Jennifer Lopez parée de bijoux Pasquale Bruni, dans le film Marry me dont la sortie est prévue pour février 2021. (Photo by James Devaney/GC Images)

Parmi les stars qui portent vos bijoux, desquelles vous sentez-vous particulièrement proche?

Sans hésiter, Jennifer Lopez. Je suis très fière de ce qu’elle ait décidé de porter nos bijoux. Elle le fait depuis longtemps, mais je me réjouis beaucoup de la sortie du film Marry me, où ils sont vraiment à l’honneur. Jennifer Lopez aime profondément la joaillerie. Elle se sent nue si elle sort sans bijou. Quand je l’ai rencontrée pour la première fois, en 2010, cela a été une grande joie de découvrir que nous parlions le même langage. Je l’ai appelée l’Elizabeth Taylor du rock – ça l’a fait rire.
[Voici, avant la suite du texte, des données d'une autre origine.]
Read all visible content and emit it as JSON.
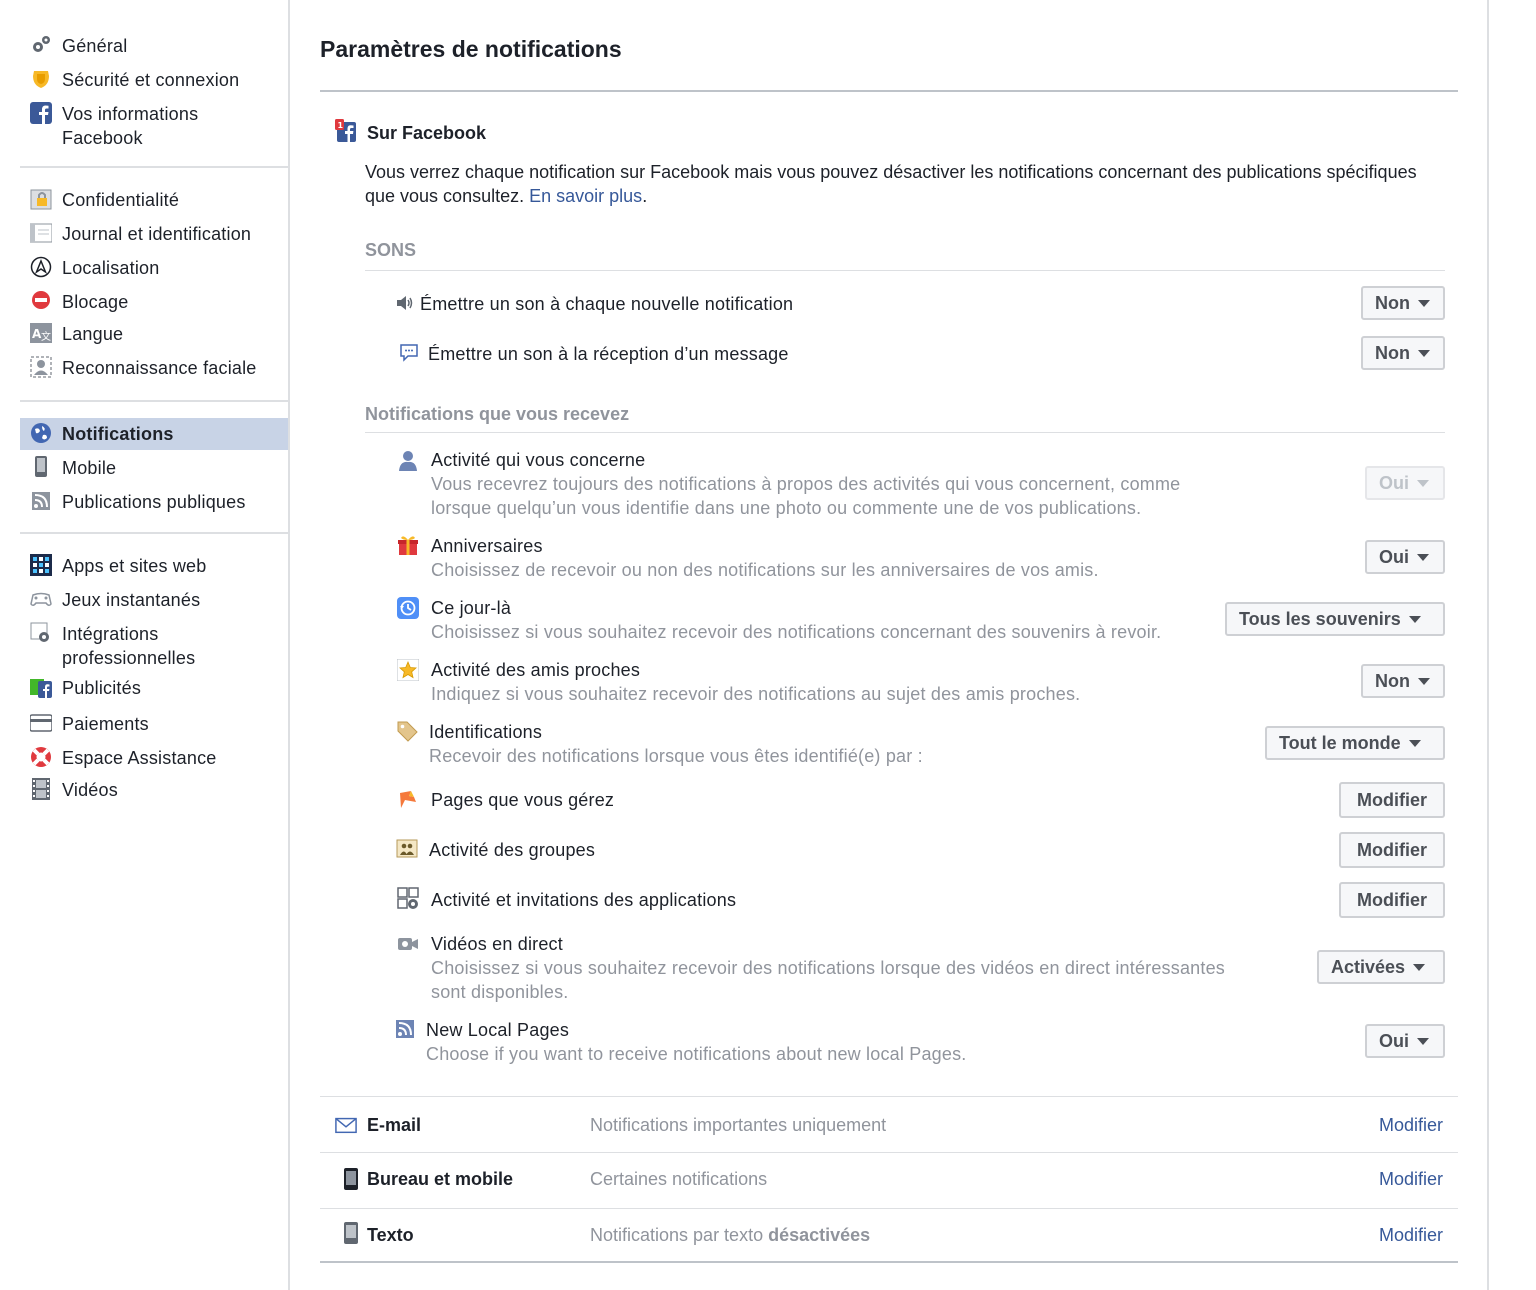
{
  "sidebar": {
    "group1": [
      {
        "label": "Général",
        "icon": "gears-icon"
      },
      {
        "label": "Sécurité et connexion",
        "icon": "badge-icon"
      },
      {
        "label": "Vos informations",
        "label2": "Facebook",
        "icon": "facebook-icon"
      }
    ],
    "group2": [
      {
        "label": "Confidentialité",
        "icon": "lock-icon"
      },
      {
        "label": "Journal et identification",
        "icon": "timeline-icon"
      },
      {
        "label": "Localisation",
        "icon": "location-icon"
      },
      {
        "label": "Blocage",
        "icon": "block-icon"
      },
      {
        "label": "Langue",
        "icon": "language-icon"
      },
      {
        "label": "Reconnaissance faciale",
        "icon": "face-icon"
      }
    ],
    "group3": [
      {
        "label": "Notifications",
        "icon": "globe-icon"
      },
      {
        "label": "Mobile",
        "icon": "mobile-icon"
      },
      {
        "label": "Publications publiques",
        "icon": "rss-icon"
      }
    ],
    "group4": [
      {
        "label": "Apps et sites web",
        "icon": "apps-icon"
      },
      {
        "label": "Jeux instantanés",
        "icon": "gamepad-icon"
      },
      {
        "label": "Intégrations",
        "label2": "professionnelles",
        "icon": "integrations-icon"
      },
      {
        "label": "Publicités",
        "icon": "ads-icon"
      },
      {
        "label": "Paiements",
        "icon": "card-icon"
      },
      {
        "label": "Espace Assistance",
        "icon": "lifebuoy-icon"
      },
      {
        "label": "Vidéos",
        "icon": "film-icon"
      }
    ]
  },
  "main": {
    "title": "Paramètres de notifications",
    "on_facebook": {
      "header": "Sur Facebook",
      "description": "Vous verrez chaque notification sur Facebook mais vous pouvez désactiver les notifications concernant des publications spécifiques que vous consultez.",
      "learn_more": "En savoir plus",
      "period": "."
    },
    "sounds": {
      "header": "SONS",
      "rows": [
        {
          "label": "Émettre un son à chaque nouvelle notification",
          "value": "Non",
          "icon": "speaker-icon"
        },
        {
          "label": "Émettre un son à la réception d’un message",
          "value": "Non",
          "icon": "chat-icon"
        }
      ]
    },
    "received": {
      "header": "Notifications que vous recevez",
      "rows": [
        {
          "title": "Activité qui vous concerne",
          "sub1": "Vous recevrez toujours des notifications à propos des activités qui vous concernent, comme",
          "sub2": "lorsque quelqu’un vous identifie dans une photo ou commente une de vos publications.",
          "value": "Oui",
          "icon": "person-icon"
        },
        {
          "title": "Anniversaires",
          "sub1": "Choisissez de recevoir ou non des notifications sur les anniversaires de vos amis.",
          "value": "Oui",
          "icon": "gift-icon"
        },
        {
          "title": "Ce jour-là",
          "sub1": "Choisissez si vous souhaitez recevoir des notifications concernant des souvenirs à revoir.",
          "value": "Tous les souvenirs",
          "icon": "history-icon"
        },
        {
          "title": "Activité des amis proches",
          "sub1": "Indiquez si vous souhaitez recevoir des notifications au sujet des amis proches.",
          "value": "Non",
          "icon": "star-icon"
        },
        {
          "title": "Identifications",
          "sub1": "Recevoir des notifications lorsque vous êtes identifié(e) par :",
          "value": "Tout le monde",
          "icon": "tag-icon"
        },
        {
          "title": "Pages que vous gérez",
          "action": "Modifier",
          "icon": "flag-icon"
        },
        {
          "title": "Activité des groupes",
          "action": "Modifier",
          "icon": "group-icon"
        },
        {
          "title": "Activité et invitations des applications",
          "action": "Modifier",
          "icon": "app-invite-icon"
        },
        {
          "title": "Vidéos en direct",
          "sub1": "Choisissez si vous souhaitez recevoir des notifications lorsque des vidéos en direct intéressantes",
          "sub2": "sont disponibles.",
          "value": "Activées",
          "icon": "video-camera-icon"
        },
        {
          "title": "New Local Pages",
          "sub1": "Choose if you want to receive notifications about new local Pages.",
          "value": "Oui",
          "icon": "rss-icon"
        }
      ]
    },
    "channels": [
      {
        "label": "E-mail",
        "desc": "Notifications importantes uniquement",
        "link": "Modifier",
        "icon": "envelope-icon"
      },
      {
        "label": "Bureau et mobile",
        "desc": "Certaines notifications",
        "link": "Modifier",
        "icon": "phone-icon"
      },
      {
        "label": "Texto",
        "desc_prefix": "Notifications par texto ",
        "desc_bold": "désactivées",
        "link": "Modifier",
        "icon": "sms-icon"
      }
    ]
  }
}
Je me souviens qu’une bague lui avait tellement plu qu’elle ne voulait plus la quitter, même pour ajuster la taille. Elle dansait avec cette bague un peu trop grande pour elle. Jennifer parle avec ses bijoux… et ses bijoux lui répondent.

Voilà un art particulier…

Cette relation est précieuse. Quand vous portez un bijou, vous bénéficiez de son énergie. Quand vous l’enlevez, le regardez, il incite à la méditation, en ouvrant un univers de beauté. Et il vous fait sourire. Mon but est qu’une femme qui porte ses bijoux se sente si ouverte au monde qu’elle retombe amoureuse de sa vie chaque jour.

Dans la collection Aleluia’, les bijoux enlacent la peau, comme le montre cette bague très couvrante en or rose et diamants blancs et champagne.

Sur quelles pièces travaillez-vous actuellement?

La nouvelle collection Aleluia’ me tient beaucoup à cœur. J’essaie de créer un sens de la beauté totale, avec une immersion musicale. Tout est basé sur le chant Hallelujah par Leonard Cohen, un de mes favoris. C’est un chant d’amour, un chant qui élève. Les notes de musique sont évoquées par cette forme, qui ressemble à la fois à une feuille et à une aile. Leur assemblage reconstitue la mélodie. J’ai aussi voulu que l’effet du bijou sur la peau soit celui d’une étreinte… L’enlacement est souvent plus émotionnel encore que le baiser.

Le lieu où vous vous échapperez, quand ce sera possible?

Le Pérou est un endroit qui m’appelle. J’ai très envie de découvrir le rapport à la couleur de ce pays. Et envie aussi d’écouter le silence dans les Andes. Le silence, c’est le moment où on ressent le son de la vie, de la nature. J’ai hâte de vivre ce concert de silence.

Vous êtes une grande voyageuse…

J’aime partir seule, à la découverte. L’impulsion est souvent un séminaire de yoga, puis je m’enfonce dans la culture du pays. Je rencontre beaucoup de gens – surtout des femmes, car je poursuis l’idée de connecter les femmes du monde entier. Je reste fascinée par l’incroyable diversité, les multiples facettes de la beauté. En même temps, sur le plan émotionnel, nous avons tellement en commun.

Le dessin du collier de la collection Goddess Garden, en or blanc et diamants, avec un pendant morganite en forme de larme.